For both the fourth quarter of 2015 and the full year, Tiffany & Co revenue on a constant-exchange-rate basis rose in Australia, although the exact amount was not specified in the company’s latest financial statement.

From a broader Asia-Pacific perspective, sales in the region lifted 3 per cent for the 12 months ended 31 January 2016, with same-store sales said to be “unchanged”. For the fourth quarter alone, however, total sales and same-store sales declined 3 per cent and 8 per cent, respectively.

The Asia-Pacific market accounted for 24 per cent of Tiffany & Co’s US$4.1 billion (AU$5.4 b) global net sales over 2015. This full year global sales result was a 3 per cent decrease in US dollars compared with 2014 but a 2 per cent increase on a constant-exchange-rate basis. Same-store sales were said to be equal to the prior year.

On a constant-exchange-rate basis, full-year net sales in the Americas decreased 2 per cent, while revenue in Japan and Europe increased 10 per cent and 12 per cent, respectively. Total sales across all other regions fell 13 per cent.

Ongoing pressure
Frederic Cumenal, Tiffany & Co CEO

Frederic Cumenal, Tiffany & Co CEO

In US dollars, every region reported revenue declines, reflecting the impact of the strong US currency. Net earnings of US$493.8 million (AU$651.1 m) were also 9 per cent lower than the previous year.
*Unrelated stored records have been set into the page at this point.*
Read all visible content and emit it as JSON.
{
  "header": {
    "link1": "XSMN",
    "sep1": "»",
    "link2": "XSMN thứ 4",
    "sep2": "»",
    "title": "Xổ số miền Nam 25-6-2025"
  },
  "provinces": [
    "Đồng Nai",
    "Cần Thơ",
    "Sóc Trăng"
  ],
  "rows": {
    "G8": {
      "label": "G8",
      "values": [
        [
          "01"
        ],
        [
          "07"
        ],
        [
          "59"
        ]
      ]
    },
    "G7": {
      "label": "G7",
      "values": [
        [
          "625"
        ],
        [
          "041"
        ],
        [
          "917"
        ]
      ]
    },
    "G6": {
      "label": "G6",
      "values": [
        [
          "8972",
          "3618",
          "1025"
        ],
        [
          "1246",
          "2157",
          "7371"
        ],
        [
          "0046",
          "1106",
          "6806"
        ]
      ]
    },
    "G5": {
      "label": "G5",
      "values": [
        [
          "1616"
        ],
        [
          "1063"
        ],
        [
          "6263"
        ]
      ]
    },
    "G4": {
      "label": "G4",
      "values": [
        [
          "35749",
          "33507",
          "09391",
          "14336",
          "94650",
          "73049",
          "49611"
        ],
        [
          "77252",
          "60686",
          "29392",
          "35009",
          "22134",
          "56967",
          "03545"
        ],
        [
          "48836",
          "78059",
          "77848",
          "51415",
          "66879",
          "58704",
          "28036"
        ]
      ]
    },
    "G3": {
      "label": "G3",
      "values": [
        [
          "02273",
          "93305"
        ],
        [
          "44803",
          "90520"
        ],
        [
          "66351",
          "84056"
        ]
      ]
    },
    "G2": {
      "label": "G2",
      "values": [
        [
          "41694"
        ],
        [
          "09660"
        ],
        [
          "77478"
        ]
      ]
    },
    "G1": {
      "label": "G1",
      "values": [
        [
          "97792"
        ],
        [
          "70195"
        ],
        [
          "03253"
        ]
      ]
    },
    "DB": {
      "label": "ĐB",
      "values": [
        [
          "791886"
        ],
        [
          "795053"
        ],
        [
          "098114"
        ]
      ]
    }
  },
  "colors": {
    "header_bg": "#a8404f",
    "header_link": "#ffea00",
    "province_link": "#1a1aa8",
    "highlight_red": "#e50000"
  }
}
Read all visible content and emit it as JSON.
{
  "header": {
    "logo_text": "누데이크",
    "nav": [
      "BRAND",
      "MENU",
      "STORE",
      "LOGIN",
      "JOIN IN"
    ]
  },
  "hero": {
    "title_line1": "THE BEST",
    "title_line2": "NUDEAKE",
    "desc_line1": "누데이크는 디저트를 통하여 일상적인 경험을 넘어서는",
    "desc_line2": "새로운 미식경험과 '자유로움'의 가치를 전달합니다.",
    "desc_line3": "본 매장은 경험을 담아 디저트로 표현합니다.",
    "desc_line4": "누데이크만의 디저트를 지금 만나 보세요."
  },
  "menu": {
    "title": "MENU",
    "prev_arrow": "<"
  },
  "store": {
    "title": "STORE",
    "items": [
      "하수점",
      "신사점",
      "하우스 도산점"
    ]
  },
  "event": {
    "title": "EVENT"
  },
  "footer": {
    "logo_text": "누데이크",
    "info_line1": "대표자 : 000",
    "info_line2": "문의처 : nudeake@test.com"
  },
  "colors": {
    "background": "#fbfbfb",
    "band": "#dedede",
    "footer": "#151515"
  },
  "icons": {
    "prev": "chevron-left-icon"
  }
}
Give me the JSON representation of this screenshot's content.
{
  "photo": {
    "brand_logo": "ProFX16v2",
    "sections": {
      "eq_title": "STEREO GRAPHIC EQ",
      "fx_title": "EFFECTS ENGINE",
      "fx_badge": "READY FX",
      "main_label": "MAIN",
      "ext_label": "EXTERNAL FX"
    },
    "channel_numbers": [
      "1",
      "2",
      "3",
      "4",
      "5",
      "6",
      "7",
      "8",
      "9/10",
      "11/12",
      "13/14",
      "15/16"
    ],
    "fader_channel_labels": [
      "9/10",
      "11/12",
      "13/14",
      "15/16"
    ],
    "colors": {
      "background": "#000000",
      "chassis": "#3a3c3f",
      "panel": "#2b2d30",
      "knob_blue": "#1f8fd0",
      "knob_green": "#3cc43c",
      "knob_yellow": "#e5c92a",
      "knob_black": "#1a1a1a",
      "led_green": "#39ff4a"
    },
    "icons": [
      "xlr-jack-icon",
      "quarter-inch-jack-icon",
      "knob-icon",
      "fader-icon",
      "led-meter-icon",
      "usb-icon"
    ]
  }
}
“We faced various challenges during the year that negatively affected our financial results, especially related to the strong US dollar,” Tiffany & Co CEO Frederic Cumenal stated.

“However, our management team continued to pursue initiatives to strengthen Tiffany’s abilities to serve our clientele effectively and deliver extraordinary products and experiences. This included introducing a range of enticing new products spanning diamonds to silver jewellery, and enhancing our global store base.”

Cumenal admitted the 2015 financial results had not met the company’s earlier forecasts. He additionally predicted that sales and earnings would continue to be “pressured” throughout 2016, particularly by the further strengthening of the US dollar and “volatile and uncertain economic and equity market conditions”. However, the company’s 2016 forecast assumed “gradual improvements” later in the year.

As at 31 January, Tiffany & Co operated 307 stores – 81 in the Asia-Pacific region, 124 in the Americas, 56 in Japan, 41 in Europe and five in the United Arab Emirates.